Por Nancy Pérez Bielma
Las bebidas alcohólicas desempeñan un papel importante en muchas culturas del mundo. Se puede distinguir las bebidas elaboradas mediante fermentación alcohólica y destilación.
Obtenidas mediante el proceso de fermentación de azúcares encontrados en frutas, cereales o vegetales.
Han jugado un rol significativo en varias culturas a nivel global, y el estado de Oaxaca no es la excepción, debido a que antecedentes en los documentos históricos del Archivo General del Estado de Oaxaca, narran la explotación de los agaves con el fin de obtener la savia del tallo conocida como aguamiel, que al ser fermentada se convierte en pulque.
Su importancia fue tal, que en algunos lugares de Oaxaca, datan sobre la producción, según archivos en la Real Aduana de Oaxaca, en enero de 1790, asiento de las partidas del real derecho de pulques, las cuales contribuyen a la cuenta general del mismo año.
Por otra parte, se conserva un permiso de la época del gobernador del Estado Luis Mier y Terán, en el cual se hace saber a sus habitantes el Decreto emitido en México el 25 de noviembre de 1884, por la Secretaría de Estado y del despacho de fomento, sobre el permiso a favor de Antonio F. Farfán para extraer del agave americano, el agua miel y fabricar el pulque, por la temporalidad de diez años.

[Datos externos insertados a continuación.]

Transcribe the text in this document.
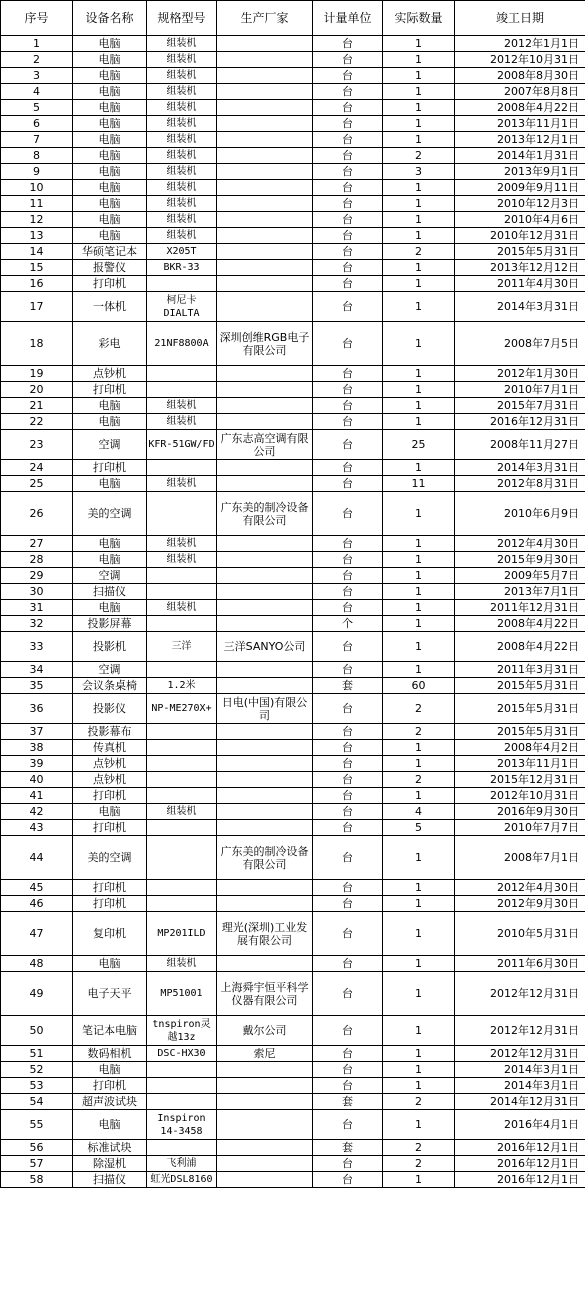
序号	设备名称	规格型号	生产厂家	计量单位	实际数量	竣工日期
1	电脑	组装机		台	1	2012年1月1日
2	电脑	组装机		台	1	2012年10月31日
3	电脑	组装机		台	1	2008年8月30日
4	电脑	组装机		台	1	2007年8月8日
5	电脑	组装机		台	1	2008年4月22日
6	电脑	组装机		台	1	2013年11月1日
7	电脑	组装机		台	1	2013年12月1日
8	电脑	组装机		台	2	2014年1月31日
9	电脑	组装机		台	3	2013年9月1日
10	电脑	组装机		台	1	2009年9月11日
11	电脑	组装机		台	1	2010年12月3日
12	电脑	组装机		台	1	2010年4月6日
13	电脑	组装机		台	1	2010年12月31日
14	华硕笔记本	X205T		台	2	2015年5月31日
15	报警仪	BKR-33		台	1	2013年12月12日
16	打印机			台	1	2011年4月30日
17	一体机	柯尼卡 DIALTA		台	1	2014年3月31日
18	彩电	21NF8800A	深圳创维RGB电子有限公司	台	1	2008年7月5日
19	点钞机			台	1	2012年1月30日
20	打印机			台	1	2010年7月1日
21	电脑	组装机		台	1	2015年7月31日
22	电脑	组装机		台	1	2016年12月31日
23	空调	KFR-51GW/FD	广东志高空调有限公司	台	25	2008年11月27日
24	打印机			台	1	2014年3月31日
25	电脑	组装机		台	11	2012年8月31日
26	美的空调		广东美的制冷设备有限公司	台	1	2010年6月9日
27	电脑	组装机		台	1	2012年4月30日
28	电脑	组装机		台	1	2015年9月30日
29	空调			台	1	2009年5月7日
30	扫描仪			台	1	2013年7月1日
31	电脑	组装机		台	1	2011年12月31日
32	投影屏幕			个	1	2008年4月22日
33	投影机	三洋	三洋SANYO公司	台	1	2008年4月22日
34	空调			台	1	2011年3月31日
35	会议条桌椅	1.2米		套	60	2015年5月31日
36	投影仪	NP-ME270X+	日电(中国)有限公司	台	2	2015年5月31日
37	投影幕布			台	2	2015年5月31日
38	传真机			台	1	2008年4月2日
39	点钞机			台	1	2013年11月1日
40	点钞机			台	2	2015年12月31日
41	打印机			台	1	2012年10月31日
42	电脑	组装机		台	4	2016年9月30日
43	打印机			台	5	2010年7月7日
44	美的空调		广东美的制冷设备有限公司	台	1	2008年7月1日
45	打印机			台	1	2012年4月30日
46	打印机			台	1	2012年9月30日
47	复印机	MP201ILD	理光(深圳)工业发展有限公司	台	1	2010年5月31日
48	电脑	组装机		台	1	2011年6月30日
49	电子天平	MP51001	上海舜宇恒平科学仪器有限公司	台	1	2012年12月31日
50	笔记本电脑	tnspiron灵越13z	戴尔公司	台	1	2012年12月31日
51	数码相机	DSC-HX30	索尼	台	1	2012年12月31日
52	电脑			台	1	2014年3月1日
53	打印机			台	1	2014年3月1日
54	超声波试块			套	2	2014年12月31日
55	电脑	Inspiron 14-3458		台	1	2016年4月1日
56	标准试块			套	2	2016年12月1日
57	除湿机	飞利浦		台	2	2016年12月1日
58	扫描仪	虹光DSL8160		台	1	2016年12月1日
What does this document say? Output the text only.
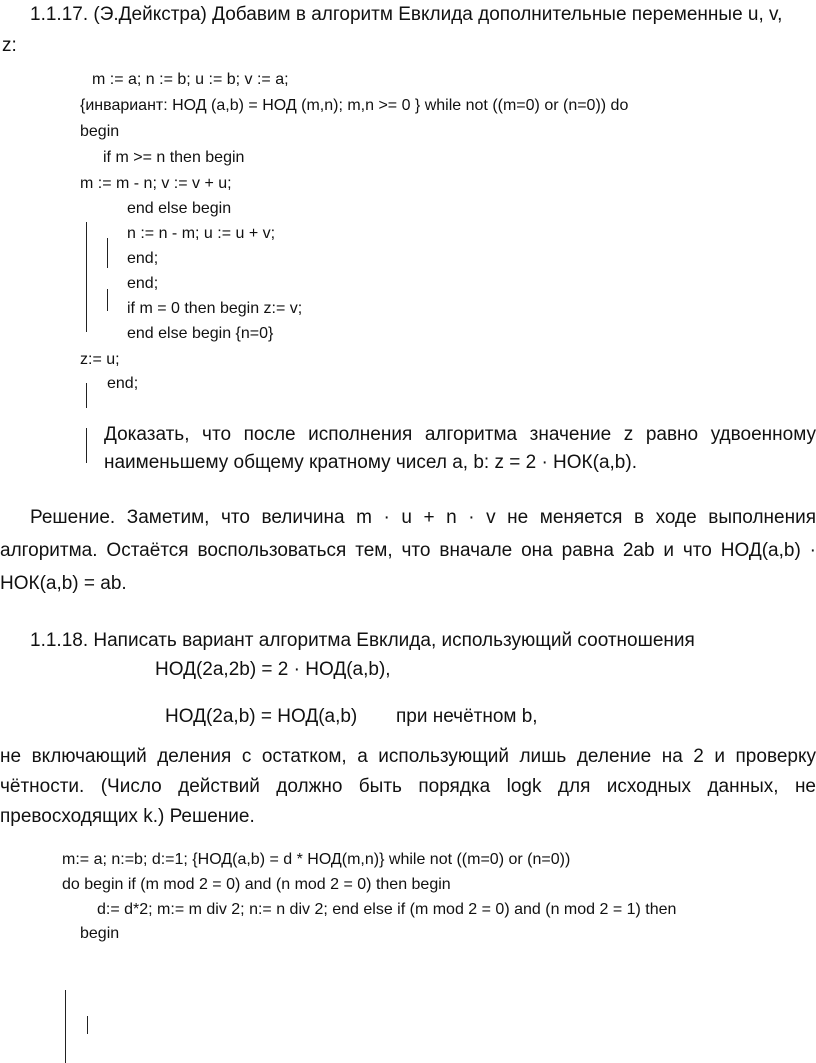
1.1.17. (Э.Дейкстра) Добавим в алгоритм Евклида дополнительные переменные u, v,
z:
m := a; n := b; u := b; v := a;
{инвариант: НОД (a,b) = НОД (m,n); m,n >= 0 } while not ((m=0) or (n=0)) do
begin
if m >= n then begin
m := m - n; v := v + u;
end else begin
n := n - m; u := u + v;
end;
end;
if m = 0 then begin z:= v;
end else begin {n=0}
z:= u;
end;
Доказать, что после исполнения алгоритма значение z равно удвоенному
наименьшему общему кратному чисел a, b: z = 2 · НОК(a,b).
Решение. Заметим, что величина m · u + n · v не меняется в ходе выполнения
алгоритма. Остаётся воспользоваться тем, что вначале она равна 2ab и что НОД(a,b) ·
НОК(a,b) = ab.
1.1.18. Написать вариант алгоритма Евклида, использующий соотношения
НОД(2a,2b) = 2 · НОД(a,b),
НОД(2a,b) = НОД(a,b) при нечётном b,
не включающий деления с остатком, а использующий лишь деление на 2 и проверку
чётности. (Число действий должно быть порядка logk для исходных данных, не
превосходящих k.) Решение.
m:= a; n:=b; d:=1; {НОД(a,b) = d * НОД(m,n)} while not ((m=0) or (n=0))
do begin if (m mod 2 = 0) and (n mod 2 = 0) then begin
d:= d*2; m:= m div 2; n:= n div 2; end else if (m mod 2 = 0) and (n mod 2 = 1) then
begin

Esto da testimonio de la importancia de esta bebida antigua y su resistencia a prueba del tiempo, debido a que actualmente, sigue siendo parte importante del patrimonio y la cultura de muchas comunidades de México. Además de que según estudios actuales se dan a conocer algunas propiedades nutritivas del pulque, debido a que contiene proteína, azúcares y poblaciones microbianas lo cual puede tener un efecto benéfico para el sistema digestivo.

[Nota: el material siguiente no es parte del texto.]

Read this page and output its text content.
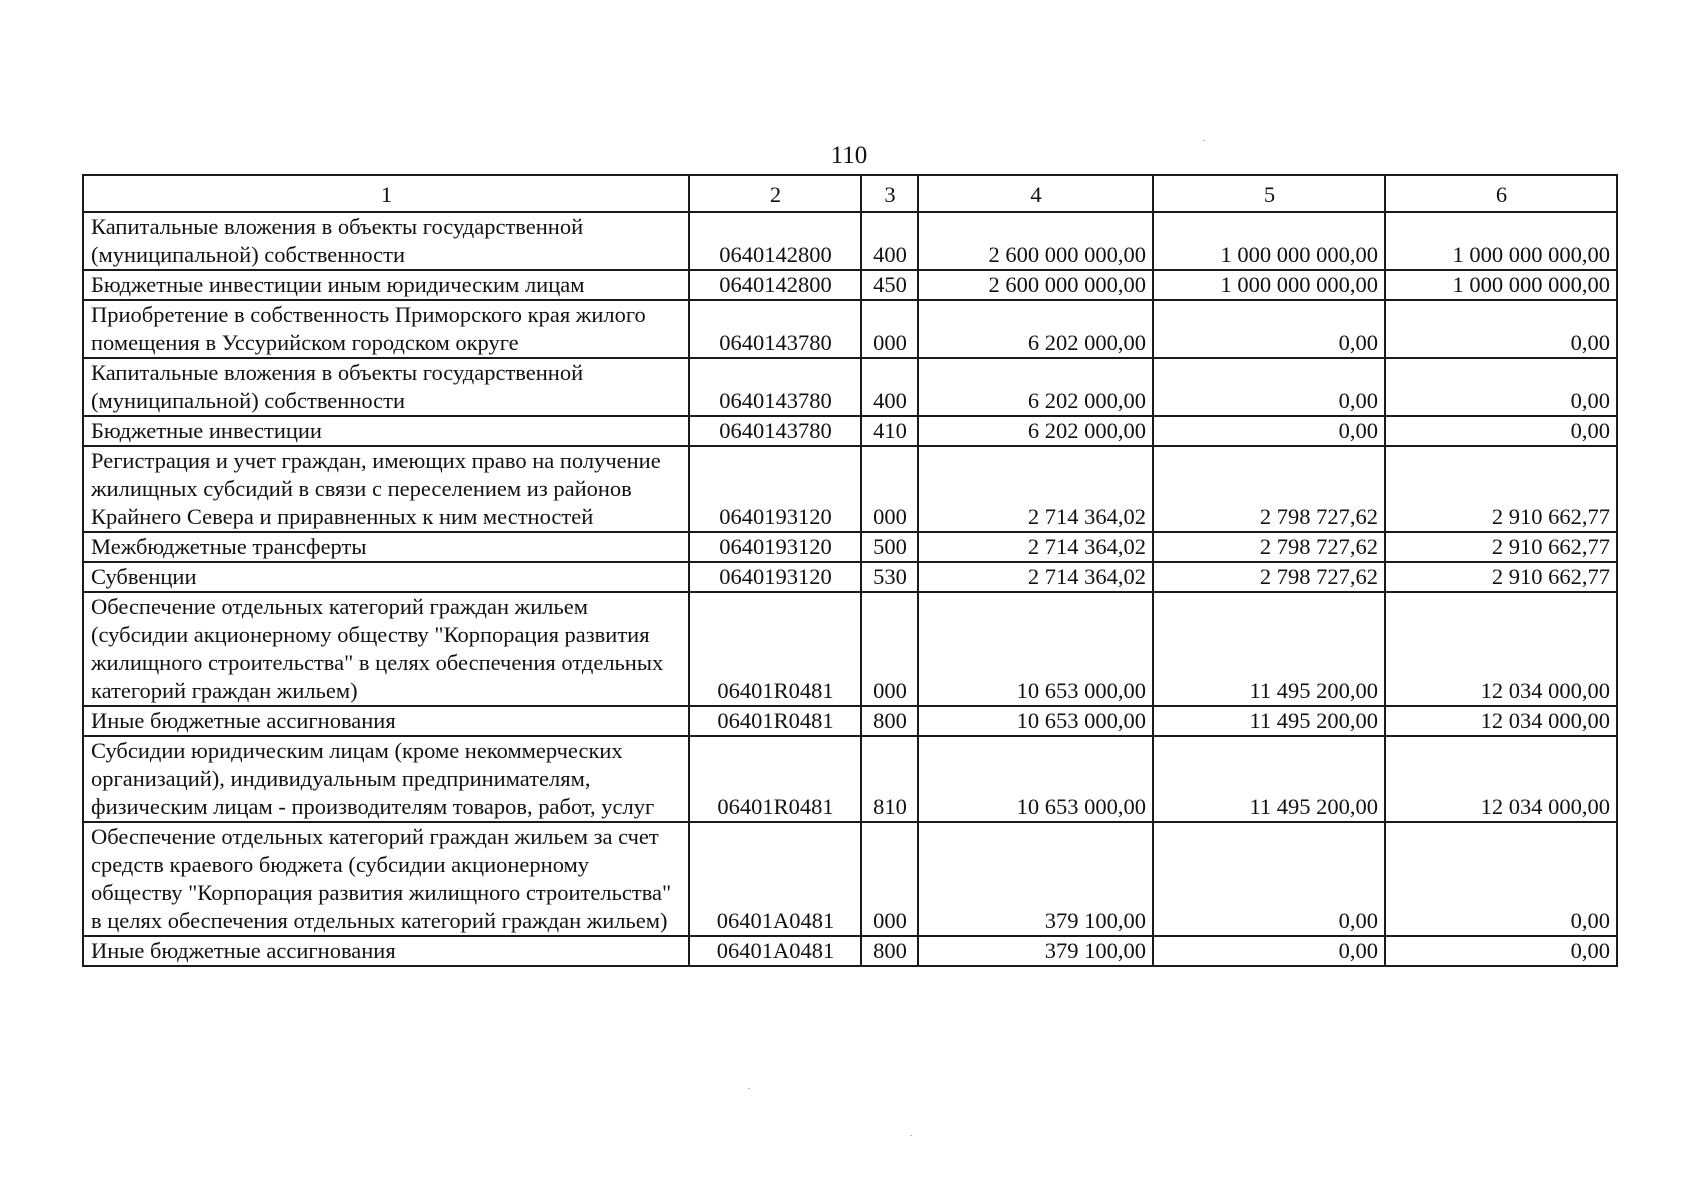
110
1	2	3	4	5	6
Капитальные вложения в объекты государственной (муниципальной) собственности	0640142800	400	2 600 000 000,00	1 000 000 000,00	1 000 000 000,00
Бюджетные инвестиции иным юридическим лицам	0640142800	450	2 600 000 000,00	1 000 000 000,00	1 000 000 000,00
Приобретение в собственность Приморского края жилого помещения в Уссурийском городском округе	0640143780	000	6 202 000,00	0,00	0,00
Капитальные вложения в объекты государственной (муниципальной) собственности	0640143780	400	6 202 000,00	0,00	0,00
Бюджетные инвестиции	0640143780	410	6 202 000,00	0,00	0,00
Регистрация и учет граждан, имеющих право на получение жилищных субсидий в связи с переселением из районов Крайнего Севера и приравненных к ним местностей	0640193120	000	2 714 364,02	2 798 727,62	2 910 662,77
Межбюджетные трансферты	0640193120	500	2 714 364,02	2 798 727,62	2 910 662,77
Субвенции	0640193120	530	2 714 364,02	2 798 727,62	2 910 662,77
Обеспечение отдельных категорий граждан жильем (субсидии акционерному обществу "Корпорация развития жилищного строительства" в целях обеспечения отдельных категорий граждан жильем)	06401R0481	000	10 653 000,00	11 495 200,00	12 034 000,00
Иные бюджетные ассигнования	06401R0481	800	10 653 000,00	11 495 200,00	12 034 000,00
Субсидии юридическим лицам (кроме некоммерческих организаций), индивидуальным предпринимателям, физическим лицам - производителям товаров, работ, услуг	06401R0481	810	10 653 000,00	11 495 200,00	12 034 000,00
Обеспечение отдельных категорий граждан жильем за счет средств краевого бюджета (субсидии акционерному обществу "Корпорация развития жилищного строительства" в целях обеспечения отдельных категорий граждан жильем)	06401A0481	000	379 100,00	0,00	0,00
Иные бюджетные ассигнования	06401A0481	800	379 100,00	0,00	0,00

Otras bebidas con importancia milenaria, con base en algunos Decretos emitidos por el presidente Antonio López de Santa Anna, se destaca la producción del “vino mezcal”, y el aguardiente de caña en alambiques procedente del distrito de Miahuatlán.
Las bebidas alcohólicas fermentadas producidas en el estado de Oaxaca, han jugado un rol significativo en las festividades y ceremonias de diversas culturas, ha sido una costumbre milenaria que ha progresado con el paso del tiempo, ajustándose a las demandas y gustos de cada entidad.
A pesar de que está vinculado a significativos peligros y perjuicios para la salud, el alcohol ha sido usado extensamente durante siglos. Debido a que las bebidas alcohólicas poseen etanol, pueden generar adicción, toxicidad y son psicoactivas. Lo cual ha inducido a desarrollar políticas públicas para que su consumo disminuya y de alguna manera regularlo.
Adicionalmente, han sido objeto de investigación científica por su influencia en la salud humana y su vínculo con el surgimiento de enfermedades. Se ha dado énfasis en los resultados negativos de estos sobre la salud, economía e impacto social, debido a que es la causa de enfermedades y trastornos. Las investigaciones señalan que cuanto más alcohol consuma una persona, especialmente si es de manera regular y a lo largo del tiempo, aumenta su probabilidad de desarrollar enfermedades.
Históricamente el mezcal ha sido reconocido por su carácter eufórico, debido a que le atribuyen la habilidad para elevar el ánimo y estimular el apetito. Desde hace siglos, ha sido categorizado tanto como aperitivo y digestivo. Debido a esto, en algunas poblaciones se consume en ayunas en pequeñas cantidades. Sin embargo, según estudios realizados en pobladores oaxaqueños esto provocó en pacientes daño hepático con un cuadro de sintomatologías agudas.
Existen numerosas creencias erróneas relacionadas con el consumo de alcohol, que se replican como si fueran verdad e incluso, a veces, se emplean como justificación para permitirse un consumo excesivo de estas. Algunos mitos, costumbres y culturas han sido parte de la vida cotidiana de los pobladores.
Entre estos engaños populares se incluyen “consumir alcohol brinda ventajas para la salud”, “consumir un poco de alcohol antes o después de cenar favorece la digestión”, “quitar o saciar la sed” , “ayuda a contrarrestar el frío” o “que es algún estimulante físico”. Reconocer los mitos acerca del consumo del alcohol no solo disminuye el estigma, además, permite la comprensión del peligro y la búsqueda de ayuda.
Desde la antigüedad han surgido estrategias de autorregulación. Sin embargo, es crucial mejorar el entendimiento del público y de los responsables de elaborar políticas acerca de la importancia del control de la comercialización y su importancia, para que las normativas vinculadas puedan ser respaldadas, adoptadas e implementadas. Finalmente, es necesario recalcar que cualquier consumo de alcohol es un factor de riesgo para la salud del consumidor y de su entorno social.